Applying for a mortgage as a couple could help you to get a mortgage, although it depends on a few factors like your credit histories and income.
However, you don’t actually need to be married for any of this to impact your chances. Some of the big obstacles to getting a mortgage depend on whether your finances are linked instead.
Wedlock itself won’t help
Despite what you may have thought, getting married doesn’t mean your finances are automatically tied together.
In that sense, just the act of being married doesn’t play any part at all in whether or not you’ll get a mortgage.
If you’ve been sharing your incomes in a joint bank account and paying bills together, whether or not you’ve now tied the knot won’t make a difference in the eyes of a lender.
The thing that will make a difference is if your partner is financially associated to you.
They’ll only be linked to you if you’ve had a joint bank account together or if you’ve taken out joint credit before – like a loan in both of your names.
Being linked means your name appears on their credit history and theirs on yours.
When you apply for a mortgage, the lender will take both of your credit histories into account if you’re financially linked – even if you try to take it out in just one of your names.
So this could either help or hinder your chances of getting a mortgage.
If you’re not sure whether your accounts are linked, you can check ClearScore or Noddle for free to find out. You’ll be able to see anyone you’re linked to under the section titled ‘financial associations’.
How your credit history plays a part
If you’re taking out the mortgage in both of your names, or if your finances are already linked, both of your credit histories will play a part in your application.
So if you both have a good history of managing credit, you shouldn’t have to worry about it holding you back from getting a mortgage.
On the other hand, if just one of you has a poor credit history, it might prevent you both from getting a mortgage. Even if it doesn’t, it may mean you can’t borrow as much as you’d hoped, or that the interest rate is worse than you had hoped for.

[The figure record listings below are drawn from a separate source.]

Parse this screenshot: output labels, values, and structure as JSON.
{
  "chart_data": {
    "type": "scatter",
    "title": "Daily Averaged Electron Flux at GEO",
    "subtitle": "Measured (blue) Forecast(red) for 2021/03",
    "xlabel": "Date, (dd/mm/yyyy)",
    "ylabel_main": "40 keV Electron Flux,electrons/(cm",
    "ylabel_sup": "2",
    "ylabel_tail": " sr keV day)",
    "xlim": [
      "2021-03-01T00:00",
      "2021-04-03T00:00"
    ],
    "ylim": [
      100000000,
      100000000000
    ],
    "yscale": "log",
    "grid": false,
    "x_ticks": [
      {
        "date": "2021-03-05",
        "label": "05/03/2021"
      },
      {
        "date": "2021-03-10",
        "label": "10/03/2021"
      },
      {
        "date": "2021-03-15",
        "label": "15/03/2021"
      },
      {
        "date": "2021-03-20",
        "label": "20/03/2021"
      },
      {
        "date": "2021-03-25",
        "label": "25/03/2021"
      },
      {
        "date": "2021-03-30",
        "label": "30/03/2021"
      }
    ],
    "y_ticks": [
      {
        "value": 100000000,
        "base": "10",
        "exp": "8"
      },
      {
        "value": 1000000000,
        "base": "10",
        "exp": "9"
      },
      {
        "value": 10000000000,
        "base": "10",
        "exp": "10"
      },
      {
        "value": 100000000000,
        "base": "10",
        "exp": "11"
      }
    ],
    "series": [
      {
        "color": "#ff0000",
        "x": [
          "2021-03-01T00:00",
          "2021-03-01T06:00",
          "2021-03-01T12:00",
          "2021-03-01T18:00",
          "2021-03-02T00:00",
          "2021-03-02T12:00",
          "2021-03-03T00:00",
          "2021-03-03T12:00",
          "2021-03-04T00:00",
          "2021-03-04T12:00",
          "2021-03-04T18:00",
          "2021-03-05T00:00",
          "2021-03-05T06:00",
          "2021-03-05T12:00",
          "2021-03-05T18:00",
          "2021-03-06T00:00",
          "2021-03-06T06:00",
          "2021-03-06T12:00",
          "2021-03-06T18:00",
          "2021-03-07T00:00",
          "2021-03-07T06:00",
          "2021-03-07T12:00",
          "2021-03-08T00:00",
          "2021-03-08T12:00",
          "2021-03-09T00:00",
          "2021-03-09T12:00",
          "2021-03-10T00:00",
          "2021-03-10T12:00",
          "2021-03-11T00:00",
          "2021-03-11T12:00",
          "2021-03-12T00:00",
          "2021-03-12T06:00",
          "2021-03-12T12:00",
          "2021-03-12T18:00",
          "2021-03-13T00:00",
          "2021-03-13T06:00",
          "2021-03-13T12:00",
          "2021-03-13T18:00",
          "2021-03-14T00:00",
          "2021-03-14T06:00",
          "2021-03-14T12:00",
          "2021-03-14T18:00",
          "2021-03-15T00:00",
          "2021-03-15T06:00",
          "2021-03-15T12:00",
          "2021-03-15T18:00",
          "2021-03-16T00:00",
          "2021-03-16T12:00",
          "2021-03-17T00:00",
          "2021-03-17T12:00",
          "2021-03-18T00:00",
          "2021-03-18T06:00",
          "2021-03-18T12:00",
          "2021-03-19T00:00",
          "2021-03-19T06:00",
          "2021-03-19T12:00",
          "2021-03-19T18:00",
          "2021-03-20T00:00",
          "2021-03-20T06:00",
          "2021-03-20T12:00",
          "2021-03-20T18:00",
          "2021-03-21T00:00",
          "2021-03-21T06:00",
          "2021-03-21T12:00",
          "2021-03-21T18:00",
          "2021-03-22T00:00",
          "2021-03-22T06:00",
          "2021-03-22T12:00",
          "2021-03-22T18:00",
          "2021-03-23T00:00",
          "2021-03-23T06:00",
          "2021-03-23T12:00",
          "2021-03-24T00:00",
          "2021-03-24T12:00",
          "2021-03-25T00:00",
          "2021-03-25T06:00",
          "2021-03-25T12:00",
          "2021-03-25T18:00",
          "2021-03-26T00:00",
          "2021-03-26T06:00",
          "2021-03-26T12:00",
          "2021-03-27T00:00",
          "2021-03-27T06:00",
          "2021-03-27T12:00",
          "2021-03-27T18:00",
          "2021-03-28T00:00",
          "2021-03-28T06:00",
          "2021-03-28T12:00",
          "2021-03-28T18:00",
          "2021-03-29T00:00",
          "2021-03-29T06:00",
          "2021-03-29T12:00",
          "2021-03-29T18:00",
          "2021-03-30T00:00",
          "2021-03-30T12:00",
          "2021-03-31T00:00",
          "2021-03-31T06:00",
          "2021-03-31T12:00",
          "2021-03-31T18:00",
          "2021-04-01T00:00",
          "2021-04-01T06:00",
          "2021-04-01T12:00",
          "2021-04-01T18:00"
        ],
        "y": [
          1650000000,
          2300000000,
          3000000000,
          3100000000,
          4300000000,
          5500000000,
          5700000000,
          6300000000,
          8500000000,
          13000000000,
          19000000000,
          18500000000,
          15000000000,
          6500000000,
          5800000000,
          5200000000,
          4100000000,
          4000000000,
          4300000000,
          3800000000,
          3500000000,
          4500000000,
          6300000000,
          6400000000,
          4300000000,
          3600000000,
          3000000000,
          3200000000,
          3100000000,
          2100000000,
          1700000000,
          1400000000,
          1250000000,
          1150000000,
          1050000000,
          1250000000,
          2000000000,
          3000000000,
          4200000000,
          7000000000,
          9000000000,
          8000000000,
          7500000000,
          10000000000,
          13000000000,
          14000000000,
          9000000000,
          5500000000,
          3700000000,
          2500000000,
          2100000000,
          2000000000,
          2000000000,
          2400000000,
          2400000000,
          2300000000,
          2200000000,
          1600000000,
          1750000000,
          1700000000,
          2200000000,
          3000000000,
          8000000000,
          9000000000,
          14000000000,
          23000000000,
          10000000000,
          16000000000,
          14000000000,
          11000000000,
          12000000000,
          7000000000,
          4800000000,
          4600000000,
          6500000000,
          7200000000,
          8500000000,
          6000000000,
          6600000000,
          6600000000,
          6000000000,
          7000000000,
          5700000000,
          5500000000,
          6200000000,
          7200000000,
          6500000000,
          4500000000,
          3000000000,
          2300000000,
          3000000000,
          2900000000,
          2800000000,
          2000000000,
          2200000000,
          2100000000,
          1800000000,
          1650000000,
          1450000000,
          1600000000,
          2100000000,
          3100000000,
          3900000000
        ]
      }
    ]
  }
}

But if your partner does have a poor credit history, it might work out better for you to apply in your name only.
This will only work if your finances are not already tied, and it’s important that you think carefully before taking it out in your name alone. You’ll be the sole person responsible for repaying the debt should the worst happen and you separate, so you need to be completely happy with your decision.
The chances are, if you do this, they won’t take your partner’s income into consideration either. This means you might not be able to borrow as much as you’d hoped.
In the end, it really depends on the lender you apply to. For this reason, you might want to speak to a mortgage broker like Ocean, so they can try to find a deal that’s suited to your situation.
Having a larger income
If you both work, the chances are you’ll have a higher income than if you were trying to buy a home on your own.
Having more money coming in means it’s more likely you’ve got room in your budget to make mortgage payments.
When a lender carries out affordability checks, they’ll want to see proof that you can afford to make payments on a mortgage. How much money you’ve got coming in and how much you’re spending will influence their decision, and how much they’ll lend to you.
And of course, having two wages coming in means it might not take as long for you to save up for your deposit – or that you could save up a larger deposit!